Además, y teniendo en mente el mismo punto de vista, estaba claro que había otras consideraciones en contra. Sin duda que la luz de la luna ayudaba a los defensores, pues había suficiente luz como para que los atacantes, en casa de una repentina intentona de asalto, fueran unos magníficos blancos a disposición de los hombres de John. Este observó cuidadosamente el nocturno cielo en busca de alguna nube. Sólo ante la circunstancia de un posible ocultamiento de la luna tras las nubes hubiera tenido sentido esperar. Pero las estrellas brillaban por todas partes.

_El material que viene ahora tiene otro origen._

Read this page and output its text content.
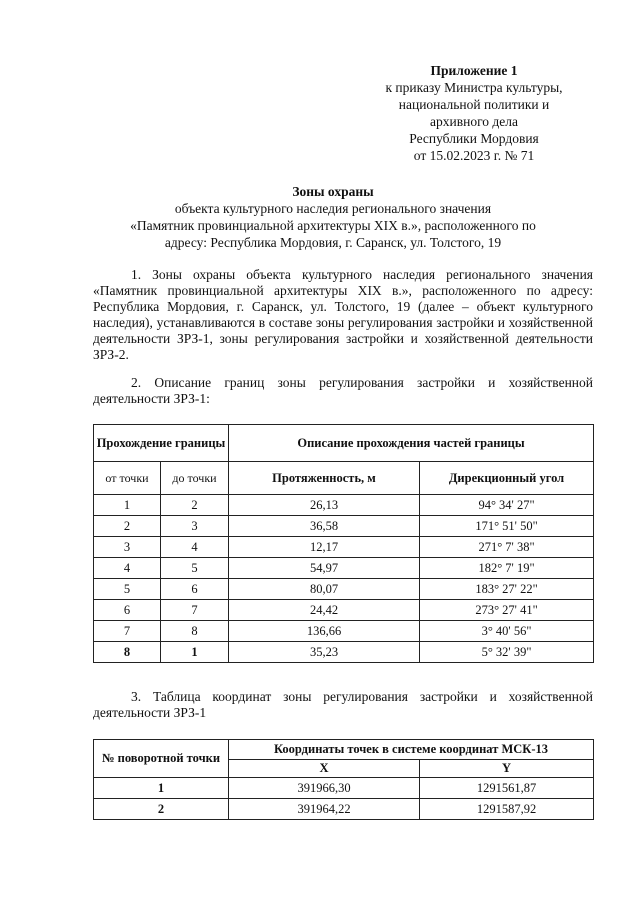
Приложение 1
к приказу Министра культуры,
национальной политики и
архивного дела
Республики Мордовия
от 15.02.2023 г. № 71
Зоны охраны
объекта культурного наследия регионального значения
«Памятник провинциальной архитектуры XIX в.», расположенного по
адресу: Республика Мордовия, г. Саранск, ул. Толстого, 19
1. Зоны охраны объекта культурного наследия регионального значения «Памятник провинциальной архитектуры XIX в.», расположенного по адресу: Республика Мордовия, г. Саранск, ул. Толстого, 19 (далее – объект культурного наследия), устанавливаются в составе зоны регулирования застройки и хозяйственной деятельности ЗРЗ-1, зоны регулирования застройки и хозяйственной деятельности ЗРЗ-2.
2. Описание границ зоны регулирования застройки и хозяйственной деятельности ЗРЗ-1:
Прохождение границы		Описание прохождения частей границы	
от точки	до точки	Протяженность, м	Дирекционный угол
1	2	26,13	94° 34' 27"
2	3	36,58	171° 51' 50"
3	4	12,17	271° 7' 38"
4	5	54,97	182° 7' 19"
5	6	80,07	183° 27' 22"
6	7	24,42	273° 27' 41"
7	8	136,66	3° 40' 56"
8	1	35,23	5° 32' 39"
3. Таблица координат зоны регулирования застройки и хозяйственной деятельности ЗРЗ-1
№ поворотной точки	Координаты точек в системе координат МСК-13	
	X	Y
1	391966,30	1291561,87
2	391964,22	1291587,92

Por otro lado, en caso de una victoria sobre los defensores, los atacantes pensarían hacer seguramente una buena redada de armas y quizás de municiones. Merecía la pena correr algunos riesgos si a cambio se obtenían armas. Y era muy probable que ellos contaran con más hombres y más armas.

Por eso se le ocurrió de pronto que su manifestación de fuerza pudiera haber sido un error táctico. Dos o tres tiros en vez de los disparados posiblemente les hubiera inducido a retirarse. Pirrie podría… Pirrie, recordó, estaba afuera, gozando de su noche de bodas.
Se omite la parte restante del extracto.